El secreto del discípulo: la misericordia de Dios Padre
El secreto de esta manera de ser está en que un discípulo, se ha reconocido como hijo amado de Dios y con su vida amnifiesta el amor que ha recibido: «sean misericordiosos, como su Padre es misericordioso». Los imperativos anteriores no se puede vivir sino a partir de este imperativo básico.
Entonces, la raíz de una vida conforme a los valores del Reino está en que, como Jesús, somos hijos amados de Dios; por ello el discípulo busca parecerse a Jesús y Jesús es como su Padre. Esto es el fundamento de todo.
Ser misericordioso como Dios se reconoce en la bondad de corazón de quien no le pone límites al amor, que no se vuelve mezquino ni se encoge a la hora de hacer algo por quien no se lo merece. En el texto que leemos, cuatro imperativos abren el horizonte del amor misericordioso y nos hacen entender cómo nos ama Dios, cómo nos ama Jesucristo y cómo han de amar los hijos de Dios: no juzgar, no condenar, perdonar y dar.
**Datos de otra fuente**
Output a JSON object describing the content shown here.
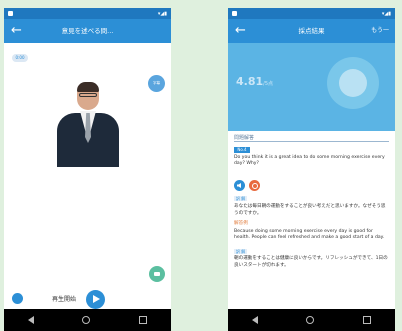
{
  "screen1": {
    "title": "意見を述べる問...",
    "video_badge": "0:00",
    "corner_button": "字幕",
    "play_label": "再生開始"
  },
  "screen2": {
    "title": "採点結果",
    "action": "もう一",
    "score_value": "4.81",
    "score_unit": "/5点",
    "section_label": "問題解答",
    "question_number": "No.4",
    "question_text": "Do you think it is a great idea to do some morning exercise every day? Why?",
    "tag_translation": "訳 解",
    "question_jp": "あなたは毎日朝の運動をすることが良い考えだと思いますか。なぜそう思うのですか。",
    "model_answer_label": "解答例",
    "answer_en": "Because doing some morning exercise every day is good for health. People can feel refreshed and make a good start of a day.",
    "tag_translation2": "訳 解",
    "answer_jp": "朝の運動をすることは健康に良いからです。リフレッシュができて、1日の良いスタートが切れます。"
  },
  "colors": {
    "primary": "#2c8fd6",
    "statusbar": "#1f78bf",
    "background": "#dff0de",
    "score_panel": "#5bb4e4",
    "record": "#e86a3f"
  }
}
Los dos primeros imperativos: no juzgar y no condenar, descubren que la misericordia nos pide frenar un impulso negativo; los otros dos: perdonar y dar, señalan un impulso que nos hace salir de nosotros mismos para acoger y ofrecer lo que el otro, en su fragilidad personal, está necesitando.
Cuando falta el amor misericordioso comienzan los juicios y se dictan sentencias definitivas poniendo fin a las relaciones; cuando la misericordia está viva en el corazón, se perdona y no se duda en hacer de la vida un don; así lo hizo Jesús en la Cruz: perdonó y entregó su vida.
Si no se ha madurado en el amor es difícil ejercer la misericordia renunciar a juzgar, calificar a las personas, etiquetarlas; renunciar a condenarlas haciéndoles sufrir nuestra indiferencia o maltrato. No puede amar quien no se sabe amado, y este es el don que Dios nos ofrece sin mérito nuestro; nos ama, así como somos, con nuestros límites y fragilidades, no nos juzga, no nos condena, nos perdona y se entrega a nosotros, amándonos hasta el extremo de darnos a su Hijo Jesucristo. Sabernos amados de Dios es la clave para poder amar con un amor como el suyo.
[1] Cf. Oñoro Fidel, Pistas para la Lectio. Divina.(Lucas 6, 27-38), CEBIPAL-CELAM.